Alex walked Tripp’s bike the rest of the way up the block to Union Station. The air was soft, moist with the promise of snow. She wasn’t sure if she was sweaty from the ride or because she was never going to get used to talking to cops.
She propped the bike against a wall by the parking lot and sat down on a low concrete bench to wait. A Gray hurried past in his undershorts, checking his watch and bustling along as if afraid he was going to miss his train. You’re not going to make that one, buddy. Or any of the rest.
She scrolled through her phone, keeping one eye on the street as she searched Bertram Boyce North’s name. She wanted a little context before she went asking the Lethe library questions.
Luckily, there was plenty online. North and his fiancée were celebrities of a kind. In 1854, he and his betrothed, the young Daisy Fanning Whitlock, had been found dead in the offices of the North & Sons Carriage Company, long since demolished. Their portraits were the first link under New Haven on the Connecticut Haunts site. North looked handsome and serious, his hair more tidily arranged than it had been in death. The only other difference was his clean white shirt, unmarred by bloodstains. Something cold slithered up her spine. Sometimes, despite her best efforts, she forgot she was seeing the dead, even with the gore splattered all over his fancy coat and shirt. Seeing this stiff, still black-and-white photo was different. He is moldering in a grave. He is a skeleton gone to dust. She could have what was left of him dug up. They could stand by the edge of his tomb together and marvel at his bones. Alex tried to shake off the image.
Daisy Whitlock was beautiful in that dark-haired stony-eyed way that girls of that time were. Her head was tilted slightly, only the barest hint of a smile on her lips, her curls parted in the middle and arranged in soft loops that left her neck bare. Her waist was tiny and her white shoulders emerged from a froth of ruffles, a posy of mums and roses clutched in her delicate hands.

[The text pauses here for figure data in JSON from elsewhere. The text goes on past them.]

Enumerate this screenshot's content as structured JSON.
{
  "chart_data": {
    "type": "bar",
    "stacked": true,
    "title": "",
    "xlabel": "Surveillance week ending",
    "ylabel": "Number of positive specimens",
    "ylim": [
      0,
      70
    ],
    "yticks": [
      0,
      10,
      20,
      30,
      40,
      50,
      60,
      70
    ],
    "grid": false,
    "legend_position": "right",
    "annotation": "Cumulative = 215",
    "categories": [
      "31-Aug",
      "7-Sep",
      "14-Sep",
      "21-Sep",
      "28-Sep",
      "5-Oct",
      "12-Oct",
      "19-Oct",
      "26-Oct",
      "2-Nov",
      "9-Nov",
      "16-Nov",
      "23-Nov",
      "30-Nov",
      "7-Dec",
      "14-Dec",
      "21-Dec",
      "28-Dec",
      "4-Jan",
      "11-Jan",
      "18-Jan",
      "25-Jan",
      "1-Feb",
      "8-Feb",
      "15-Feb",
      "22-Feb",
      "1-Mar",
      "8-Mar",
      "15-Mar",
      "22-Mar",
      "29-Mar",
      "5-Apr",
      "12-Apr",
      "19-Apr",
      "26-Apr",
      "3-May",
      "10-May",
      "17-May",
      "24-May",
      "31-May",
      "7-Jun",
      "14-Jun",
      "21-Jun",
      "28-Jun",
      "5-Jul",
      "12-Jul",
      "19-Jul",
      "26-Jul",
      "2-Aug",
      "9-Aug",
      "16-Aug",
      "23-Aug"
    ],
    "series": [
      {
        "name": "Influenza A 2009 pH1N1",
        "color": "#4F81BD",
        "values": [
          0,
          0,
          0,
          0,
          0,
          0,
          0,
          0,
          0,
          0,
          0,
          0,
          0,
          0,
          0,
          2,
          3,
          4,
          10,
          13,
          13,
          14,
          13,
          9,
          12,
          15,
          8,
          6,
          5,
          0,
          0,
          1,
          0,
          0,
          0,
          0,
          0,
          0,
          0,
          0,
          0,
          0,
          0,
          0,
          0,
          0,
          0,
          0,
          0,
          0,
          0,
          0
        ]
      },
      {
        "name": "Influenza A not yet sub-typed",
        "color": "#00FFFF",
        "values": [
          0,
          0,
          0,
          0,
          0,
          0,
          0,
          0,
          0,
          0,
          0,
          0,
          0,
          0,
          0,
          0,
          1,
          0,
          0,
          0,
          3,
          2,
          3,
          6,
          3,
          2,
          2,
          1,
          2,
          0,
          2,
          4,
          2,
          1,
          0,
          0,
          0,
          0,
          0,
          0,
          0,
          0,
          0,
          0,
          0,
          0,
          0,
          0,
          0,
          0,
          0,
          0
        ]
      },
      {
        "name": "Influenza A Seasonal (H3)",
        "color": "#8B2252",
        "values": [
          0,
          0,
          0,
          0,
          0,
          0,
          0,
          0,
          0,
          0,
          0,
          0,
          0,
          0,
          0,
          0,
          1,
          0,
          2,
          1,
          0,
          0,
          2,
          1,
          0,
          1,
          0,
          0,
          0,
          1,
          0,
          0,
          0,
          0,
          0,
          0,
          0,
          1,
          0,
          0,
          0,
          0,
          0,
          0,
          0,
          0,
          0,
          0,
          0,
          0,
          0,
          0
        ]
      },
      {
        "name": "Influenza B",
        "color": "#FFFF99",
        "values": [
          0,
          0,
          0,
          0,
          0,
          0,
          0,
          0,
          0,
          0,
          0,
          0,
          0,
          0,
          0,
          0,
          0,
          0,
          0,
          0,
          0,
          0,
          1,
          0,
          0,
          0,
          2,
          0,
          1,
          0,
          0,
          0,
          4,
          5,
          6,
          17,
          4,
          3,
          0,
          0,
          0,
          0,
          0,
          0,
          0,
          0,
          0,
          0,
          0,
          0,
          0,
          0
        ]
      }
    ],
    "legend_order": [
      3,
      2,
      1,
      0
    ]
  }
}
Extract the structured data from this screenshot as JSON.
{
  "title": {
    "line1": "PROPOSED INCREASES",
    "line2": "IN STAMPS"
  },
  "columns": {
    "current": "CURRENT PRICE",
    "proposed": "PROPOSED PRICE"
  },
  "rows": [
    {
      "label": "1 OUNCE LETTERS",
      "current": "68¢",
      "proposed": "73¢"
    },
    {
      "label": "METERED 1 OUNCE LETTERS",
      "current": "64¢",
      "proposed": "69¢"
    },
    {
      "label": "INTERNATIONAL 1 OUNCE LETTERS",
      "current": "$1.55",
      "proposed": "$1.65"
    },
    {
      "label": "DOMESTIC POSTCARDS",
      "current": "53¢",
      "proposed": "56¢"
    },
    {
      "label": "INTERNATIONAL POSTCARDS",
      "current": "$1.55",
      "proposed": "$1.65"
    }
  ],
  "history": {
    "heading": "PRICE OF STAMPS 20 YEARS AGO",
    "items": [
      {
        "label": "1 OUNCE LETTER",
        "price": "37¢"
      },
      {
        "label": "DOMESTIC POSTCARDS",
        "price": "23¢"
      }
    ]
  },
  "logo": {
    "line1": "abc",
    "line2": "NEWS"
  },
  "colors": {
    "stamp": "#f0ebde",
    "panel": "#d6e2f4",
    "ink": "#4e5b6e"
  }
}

As for the factory where the murder had taken place, parts of it hadn’t yet been finished at the time of North’s murder and it was never completed. North & Sons moved their operations to Boston and continued to do business until the early 1900s. There were no photographs of the crime scene, only lurid descriptions of blood and horror, the gun—a pistol North had kept in his new offices in case of intruders—still gripped in his hand.